Risk management sounds hopeful, doesn’t it? It means taking steps now to avoid downfalls in the future. On farming operations, it can mean the difference between weathering a storm (figurative or literal) or going under.
“Farming itself comes with myriad challenges, and agritourism adds its own unique challenges,” added Dr. Doolarie Singh-Knights, associate professor and Extension specialist with West Virginia University, at the most recent International Workshop on Agritourism. She presented “Reading the Agritourism Operation – Tools for Whole-Farm Planning and Risk Management.”
Besides actually drawing visitors to your farm, agritourism has a goal of educating those people as well. Singh-Knights said farm-based education is among the most effective and promising forms of environmental, experiential and place-based education because of the innate ability in people to connect to farming.
But educating yourself on agritourism as a farm diversification strategy must come first. Singh-Knights said you can define it in three ways:
- As a supplementary enterprise, a minor activity that supports other products on the farm (such as school tours)
- As a complementary enterprise, sharing equal footing with other enterprises in the farm’s product mix (such as an apple orchard selling to a wholesaler and the remainder to U-pick customers)
- As a primary enterprise, the dominant activity on the farm – the largest income driver
“Agritourism tends to cannibalize the farm. It becomes its own beast,” she said. “Put it in its place” by defining its role on your operation.
Singh-Knights also outlined what farmers should consider for the feasibility of a new or alternative enterprise, which are myriad: economic feasibility; new knowledge, skills and practices needed; market feasibility; cash flow timing and capital items needed; rules, regulations and licenses; the impact on your business and personal goals; and managing business risks and customer expectations.
“Risk is any force that will impact a business’s ability to achieve its strategic goal,” she said. “But risk is not always bad. You need to take a chance to advance. Risk is what makes it possible to make a profit. Just look before you leap.”

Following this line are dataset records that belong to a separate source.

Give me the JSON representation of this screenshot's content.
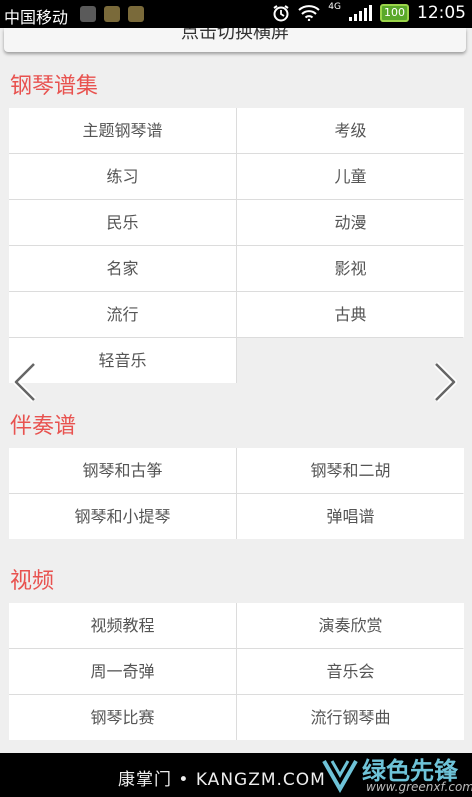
{
  "status": {
    "carrier": "中国移动",
    "network": "4G",
    "battery": "100",
    "time": "12:05"
  },
  "toggle": {
    "label": "点击切换横屏"
  },
  "sections": [
    {
      "title": "钢琴谱集",
      "items": [
        "主题钢琴谱",
        "考级",
        "练习",
        "儿童",
        "民乐",
        "动漫",
        "名家",
        "影视",
        "流行",
        "古典",
        "轻音乐"
      ]
    },
    {
      "title": "伴奏谱",
      "items": [
        "钢琴和古筝",
        "钢琴和二胡",
        "钢琴和小提琴",
        "弹唱谱"
      ]
    },
    {
      "title": "视频",
      "items": [
        "视频教程",
        "演奏欣赏",
        "周一奇弹",
        "音乐会",
        "钢琴比赛",
        "流行钢琴曲"
      ]
    }
  ],
  "footer": {
    "watermark": "康掌门 • KANGZM.COM",
    "brand": "绿色先锋",
    "brand_url": "www.greenxf.com"
  },
  "icons": [
    "status-notification-icon",
    "alarm-icon",
    "wifi-icon",
    "signal-icon",
    "battery-icon",
    "chevron-left-icon",
    "chevron-right-icon"
  ]
}
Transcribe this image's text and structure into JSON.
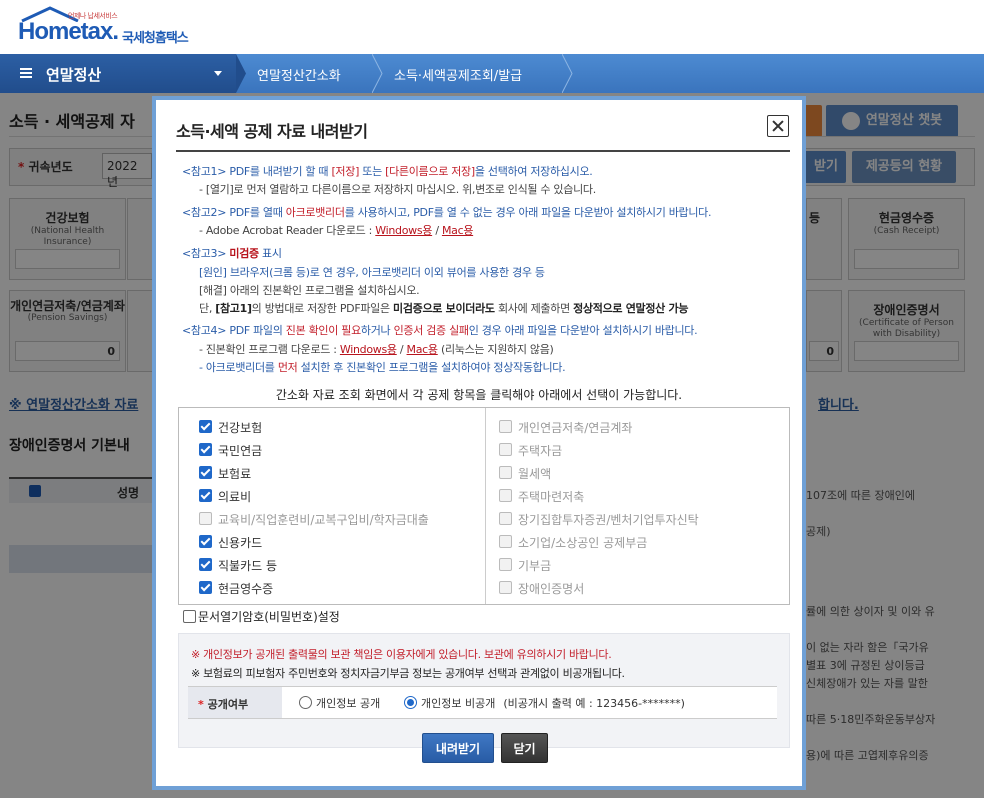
{
  "brand": {
    "tagline": "언제나 납세서비스",
    "name": "Hometax.",
    "name_kr": "국세청홈택스",
    "color": "#1e5bb5"
  },
  "nav": {
    "menu_label": "연말정산",
    "breadcrumbs": [
      "연말정산간소화",
      "소득·세액공제조회/발급"
    ]
  },
  "background": {
    "page_title": "소득 · 세액공제 자",
    "year_label": "귀속년도",
    "year_value": "2022년",
    "button_orange": "",
    "button_chatbot": "연말정산 챗봇",
    "button_download": "받기",
    "button_status": "제공등의 현황",
    "cards": [
      {
        "title": "건강보험",
        "sub": "(National Health Insurance)",
        "value": ""
      },
      {
        "title": "현금영수증",
        "sub": "(Cash Receipt)",
        "value": ""
      },
      {
        "title": "개인연금저축/연금계좌",
        "sub": "(Pension Savings)",
        "value": "0"
      },
      {
        "title": "장애인증명서",
        "sub": "(Certificate of Person with Disability)",
        "value": ""
      }
    ],
    "card_partial_values": [
      "0",
      "0"
    ],
    "card_partial_title": "등",
    "link_left": "※ 연말정산간소화 자료",
    "link_right": "합니다.",
    "section_title": "장애인증명서 기본내",
    "table_header": "성명",
    "side_texts": [
      "107조에 따른 장애인에",
      "공제)",
      "률에 의한 상이자 및 이와 유",
      "이 없는 자라 함은「국가유",
      "별표 3에 규정된 상이등급",
      "신체장애가 있는 자를 말한",
      "따른 5·18민주화운동부상자",
      "용)에 따른 고엽제후유의증"
    ]
  },
  "modal": {
    "title": "소득·세액 공제 자료 내려받기",
    "close_label": "닫기",
    "notes": {
      "n1_a": "<참고1> PDF를 내려받기 할 때 ",
      "n1_b": "[저장]",
      "n1_c": " 또는 ",
      "n1_d": "[다른이름으로 저장]",
      "n1_e": "을 선택하여 저장하십시오.",
      "n1_sub": "- [열기]로 먼저 열람하고 다른이름으로 저장하지 마십시오. 위,변조로 인식될 수 있습니다.",
      "n2_a": "<참고2> PDF를 열때 ",
      "n2_b": "아크로뱃리더",
      "n2_c": "를 사용하시고, PDF를 열 수 없는 경우 아래 파일을 다운받아 설치하시기 바랍니다.",
      "n2_sub": "- Adobe Acrobat Reader 다운로드 : ",
      "link_windows": "Windows용",
      "link_sep": " / ",
      "link_mac": "Mac용",
      "n3_a": "<참고3> ",
      "n3_b": "미검증",
      "n3_c": " 표시",
      "n3_l1": "[원인] 브라우저(크롬 등)로 연 경우, 아크로뱃리더 이외 뷰어를 사용한 경우 등",
      "n3_l2": "[해결] 아래의 진본확인 프로그램을 설치하십시오.",
      "n3_l3_a": "단, ",
      "n3_l3_b": "[참고1]",
      "n3_l3_c": "의 방법대로 저장한 PDF파일은 ",
      "n3_l3_d": "미검증으로 보이더라도",
      "n3_l3_e": " 회사에 제출하면 ",
      "n3_l3_f": "정상적으로 연말정산 가능",
      "n4_a": "<참고4> PDF 파일의 ",
      "n4_b": "진본 확인이 필요",
      "n4_c": "하거나 ",
      "n4_d": "인증서 검증 실패",
      "n4_e": "인 경우 아래 파일을 다운받아 설치하시기 바랍니다.",
      "n4_sub1": "- 진본확인 프로그램 다운로드 : ",
      "n4_sub1_tail": " (리눅스는 지원하지 않음)",
      "n4_sub2_a": "- 아크로뱃리더를 ",
      "n4_sub2_b": "먼저",
      "n4_sub2_c": " 설치한 후 진본확인 프로그램을 설치하여야 정상작동합니다."
    },
    "guide": "간소화 자료 조회 화면에서 각 공제 항목을 클릭해야 아래에서 선택이 가능합니다.",
    "items_left": [
      {
        "label": "건강보험",
        "checked": true,
        "disabled": false
      },
      {
        "label": "국민연금",
        "checked": true,
        "disabled": false
      },
      {
        "label": "보험료",
        "checked": true,
        "disabled": false
      },
      {
        "label": "의료비",
        "checked": true,
        "disabled": false
      },
      {
        "label": "교육비/직업훈련비/교복구입비/학자금대출",
        "checked": false,
        "disabled": true
      },
      {
        "label": "신용카드",
        "checked": true,
        "disabled": false
      },
      {
        "label": "직불카드 등",
        "checked": true,
        "disabled": false
      },
      {
        "label": "현금영수증",
        "checked": true,
        "disabled": false
      }
    ],
    "items_right": [
      {
        "label": "개인연금저축/연금계좌",
        "checked": false,
        "disabled": true
      },
      {
        "label": "주택자금",
        "checked": false,
        "disabled": true
      },
      {
        "label": "월세액",
        "checked": false,
        "disabled": true
      },
      {
        "label": "주택마련저축",
        "checked": false,
        "disabled": true
      },
      {
        "label": "장기집합투자증권/벤처기업투자신탁",
        "checked": false,
        "disabled": true
      },
      {
        "label": "소기업/소상공인 공제부금",
        "checked": false,
        "disabled": true
      },
      {
        "label": "기부금",
        "checked": false,
        "disabled": true
      },
      {
        "label": "장애인증명서",
        "checked": false,
        "disabled": true
      }
    ],
    "password_label": "문서열기암호(비밀번호)설정",
    "info1": "※ 개인정보가 공개된 출력물의 보관 책임은 이용자에게 있습니다. 보관에 유의하시기 바랍니다.",
    "info2": "※ 보험료의 피보험자 주민번호와 정치자금기부금 정보는 공개여부 선택과 관계없이 비공개됩니다.",
    "disclosure_label": "공개여부",
    "radio_public": "개인정보 공개",
    "radio_private": "개인정보 비공개",
    "radio_private_hint": "(비공개시 출력 예 : 123456-*******)",
    "selected_radio": "private",
    "button_download": "내려받기",
    "button_close": "닫기"
  }
}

Part of that look means asking what perspective you’re using. Is it sustainable, systems-focused, customer-centric or a risk management perspective?
A sustainable perspective centers on people, profit and the planet. A systems perspective focuses not on distinct parts but on a business’s interrelated parts – agronomy, production, business management, environmental resources, social resources, etc. The customer perspective can be tricky, as it’s skewed by different expectations.
The risk management approach is rooted in sustainable practices, according to Singh-Knights, including profitability, environmental stewardship and community connections. It takes into account every possible risk for an agritourism operation and at least has a plan for how to handle it, from financial, marketing, legal and human resources risks to environmental and production risks – the last of which, Singh-Knights noted, are plentiful, especially timing. There’s nothing like planning a cherry blossom festival, for example, and then receiving a late frost that wilts your plans.
“Which approach is best? There is no one-size-fits-all,” Singh-Knights said. “You need to prioritize your risks to ‘farm-tune’ your approach” – also known as fine-tuning an approach for your specific farm.
She added that a comprehensive approach to risk management helps both to mitigate possible negative impacts and benefit from potential rewards in taking calculated risks. A whole-farm risk management process starts by assembling a “farm team” to discuss the benefits of it and the process by which it will happen.
Next, Singh-Knights recommended using a risk assessment spreadsheet and a priority ranking tool. West Virginia University Extension offers templates of these which list five categories of whole-farm risks, with priority ranking based on the degree of risk (its frequency and its magnitude) and the preparedness of farm managers to manage said risk.
“The Excel rubric on the West Virginia Agritourism Initiative website results in a risk priority matrix, where you can identify risks, then make plan to address them,” Singh-Knights said. (See the website at agriculture.wv.gov/ag-business/agritourism.) “This tool can be used by any agribusiness enterprise at any stage of business development,” she added.
Once the risk management plan is in place for the whole farm, the team needs to continually implement, monitor, evaluate and improve it. And while this presentation zeroed in on agritourism, that is true of any agriculture enterprise.